Understanding Glasgow - The Glasgow Indicators Project
Understanding Glasgow -
www.understandingglasgow.com - is an accessible new web resource that aims to inform a wide audience about the health and wellbeing of Glasgow’s residents. It is part of a partnership project looking at indicators of progress in Glasgow (the Glasgow Indicators Project) that includes some of the main public agencies in the city.

Understanding Glasgow is a new and innovative endeavour for Glasgow, unparalleled in other UK cities. It is a resource not just for organisations in the city but for the people of Glasgow. Inspired by similar undertakings in London and Boston – the Boston indicators project - Understanding Glasgow and the Glasgow Indicators Project builds upon previous profiling and research by the Glasgow Centre for Population Health. The Understanding Glasgow website updates many of these analyses and makes health related information about Glasgow accessible to a much wider audience than ever before.

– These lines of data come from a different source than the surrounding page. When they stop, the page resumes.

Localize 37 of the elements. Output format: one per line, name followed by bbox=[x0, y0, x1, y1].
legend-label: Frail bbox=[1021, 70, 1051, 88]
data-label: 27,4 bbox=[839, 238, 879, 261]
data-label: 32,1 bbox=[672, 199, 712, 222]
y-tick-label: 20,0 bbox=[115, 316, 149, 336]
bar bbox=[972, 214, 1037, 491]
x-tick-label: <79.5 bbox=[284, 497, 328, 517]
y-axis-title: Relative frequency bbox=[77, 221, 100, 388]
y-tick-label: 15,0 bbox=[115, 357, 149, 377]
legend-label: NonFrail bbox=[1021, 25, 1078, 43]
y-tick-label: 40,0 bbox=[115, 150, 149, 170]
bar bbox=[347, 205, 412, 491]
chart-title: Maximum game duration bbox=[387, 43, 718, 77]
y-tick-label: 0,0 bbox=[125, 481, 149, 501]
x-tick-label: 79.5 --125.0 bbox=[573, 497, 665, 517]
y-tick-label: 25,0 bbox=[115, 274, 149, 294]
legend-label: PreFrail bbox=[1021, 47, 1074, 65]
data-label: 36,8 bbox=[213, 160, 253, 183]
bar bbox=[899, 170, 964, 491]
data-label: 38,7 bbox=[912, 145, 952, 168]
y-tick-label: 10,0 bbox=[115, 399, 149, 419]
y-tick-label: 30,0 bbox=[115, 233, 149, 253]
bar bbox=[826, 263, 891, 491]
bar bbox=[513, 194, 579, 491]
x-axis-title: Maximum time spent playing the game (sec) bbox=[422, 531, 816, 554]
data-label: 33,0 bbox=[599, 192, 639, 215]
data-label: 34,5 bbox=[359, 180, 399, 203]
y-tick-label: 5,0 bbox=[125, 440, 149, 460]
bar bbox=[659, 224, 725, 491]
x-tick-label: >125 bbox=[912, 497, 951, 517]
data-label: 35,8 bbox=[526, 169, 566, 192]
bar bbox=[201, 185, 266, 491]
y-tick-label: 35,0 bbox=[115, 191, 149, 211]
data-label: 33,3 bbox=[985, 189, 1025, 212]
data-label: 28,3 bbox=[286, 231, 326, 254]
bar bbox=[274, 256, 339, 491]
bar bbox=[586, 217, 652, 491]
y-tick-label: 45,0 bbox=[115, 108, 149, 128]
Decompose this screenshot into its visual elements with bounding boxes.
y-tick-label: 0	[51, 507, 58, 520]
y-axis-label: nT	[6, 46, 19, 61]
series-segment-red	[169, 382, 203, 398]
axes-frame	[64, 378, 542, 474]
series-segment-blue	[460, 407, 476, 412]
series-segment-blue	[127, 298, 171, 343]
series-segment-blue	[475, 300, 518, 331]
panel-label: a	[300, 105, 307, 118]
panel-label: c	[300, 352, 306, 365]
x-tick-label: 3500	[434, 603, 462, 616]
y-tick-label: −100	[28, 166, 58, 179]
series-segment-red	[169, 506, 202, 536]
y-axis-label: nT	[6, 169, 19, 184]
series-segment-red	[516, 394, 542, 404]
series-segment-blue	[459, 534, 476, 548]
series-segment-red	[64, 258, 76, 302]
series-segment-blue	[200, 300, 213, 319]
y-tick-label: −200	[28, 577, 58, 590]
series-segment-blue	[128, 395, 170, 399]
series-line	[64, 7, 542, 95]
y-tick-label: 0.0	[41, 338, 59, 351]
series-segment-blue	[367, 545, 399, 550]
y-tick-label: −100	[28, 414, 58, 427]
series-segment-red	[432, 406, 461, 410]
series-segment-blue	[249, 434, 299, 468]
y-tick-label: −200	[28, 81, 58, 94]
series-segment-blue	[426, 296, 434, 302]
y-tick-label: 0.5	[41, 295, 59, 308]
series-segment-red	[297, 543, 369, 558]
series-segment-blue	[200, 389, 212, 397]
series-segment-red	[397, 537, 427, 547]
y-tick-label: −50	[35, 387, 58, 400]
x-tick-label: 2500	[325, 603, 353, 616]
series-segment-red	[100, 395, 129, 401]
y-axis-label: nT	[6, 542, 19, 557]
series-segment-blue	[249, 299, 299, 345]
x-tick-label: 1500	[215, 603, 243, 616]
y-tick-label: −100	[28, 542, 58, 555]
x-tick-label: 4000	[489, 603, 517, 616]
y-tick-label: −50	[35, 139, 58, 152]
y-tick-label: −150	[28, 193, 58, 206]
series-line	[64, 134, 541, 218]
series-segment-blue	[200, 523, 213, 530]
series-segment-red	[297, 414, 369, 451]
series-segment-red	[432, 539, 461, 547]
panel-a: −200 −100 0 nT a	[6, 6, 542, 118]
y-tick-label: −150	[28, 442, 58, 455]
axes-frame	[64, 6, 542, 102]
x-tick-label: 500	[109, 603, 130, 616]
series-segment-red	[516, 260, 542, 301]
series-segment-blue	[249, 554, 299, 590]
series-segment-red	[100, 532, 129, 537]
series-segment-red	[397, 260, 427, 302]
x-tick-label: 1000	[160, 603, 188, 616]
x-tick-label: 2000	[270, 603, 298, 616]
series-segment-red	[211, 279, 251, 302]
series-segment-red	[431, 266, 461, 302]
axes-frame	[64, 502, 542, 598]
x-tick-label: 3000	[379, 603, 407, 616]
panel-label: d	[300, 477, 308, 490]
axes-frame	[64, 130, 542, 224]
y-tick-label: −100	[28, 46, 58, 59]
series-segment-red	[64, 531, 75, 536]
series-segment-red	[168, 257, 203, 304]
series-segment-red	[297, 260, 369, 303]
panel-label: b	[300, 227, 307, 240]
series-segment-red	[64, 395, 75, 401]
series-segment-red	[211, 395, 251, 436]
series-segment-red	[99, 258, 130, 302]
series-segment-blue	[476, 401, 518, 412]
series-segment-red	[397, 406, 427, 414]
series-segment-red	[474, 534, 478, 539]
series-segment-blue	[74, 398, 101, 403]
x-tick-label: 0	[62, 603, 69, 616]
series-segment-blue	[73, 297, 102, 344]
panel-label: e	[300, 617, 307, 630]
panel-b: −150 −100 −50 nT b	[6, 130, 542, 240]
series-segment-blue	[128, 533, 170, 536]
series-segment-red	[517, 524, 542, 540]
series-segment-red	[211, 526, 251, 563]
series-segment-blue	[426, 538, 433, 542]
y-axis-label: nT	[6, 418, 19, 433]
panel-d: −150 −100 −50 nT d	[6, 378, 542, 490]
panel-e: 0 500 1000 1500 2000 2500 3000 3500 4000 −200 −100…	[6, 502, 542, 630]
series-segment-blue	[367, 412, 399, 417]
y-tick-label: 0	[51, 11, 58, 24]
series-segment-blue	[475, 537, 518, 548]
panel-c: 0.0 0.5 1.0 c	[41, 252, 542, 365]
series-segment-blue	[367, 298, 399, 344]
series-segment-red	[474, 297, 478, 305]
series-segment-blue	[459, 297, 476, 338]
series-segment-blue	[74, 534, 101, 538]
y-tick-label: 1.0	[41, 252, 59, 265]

The guiding principles behind developing these Glasgow Indicators were: a basket of indicators, rather than one index, representing a dynamic interlinked view of the city; a focus on themes that are clear priorities for the city; provision of a strategic overview; trends to be monitored over time; monitoring of inequality, or difference, within the city; and comparisons to be made to other comparator UK cities and to European cities where possible
The 12 domain model, informed by various population health models, including the International Futures Forum (IFF) ‘World Model’, has been designed to enable connections to be made across different domains and to foster new insights. Understanding Glasgow aims to inspire and promote civic dialogue and new thinking about the multi-faceted and cross-cutting issues facing Glasgow in the early years of the 21st century and beyond.
The site and the indicators will be developed over time and will track emergent themes as the city evolves and changes. Future additions will include a set of children’s indicators as well as comparisons to other European cities.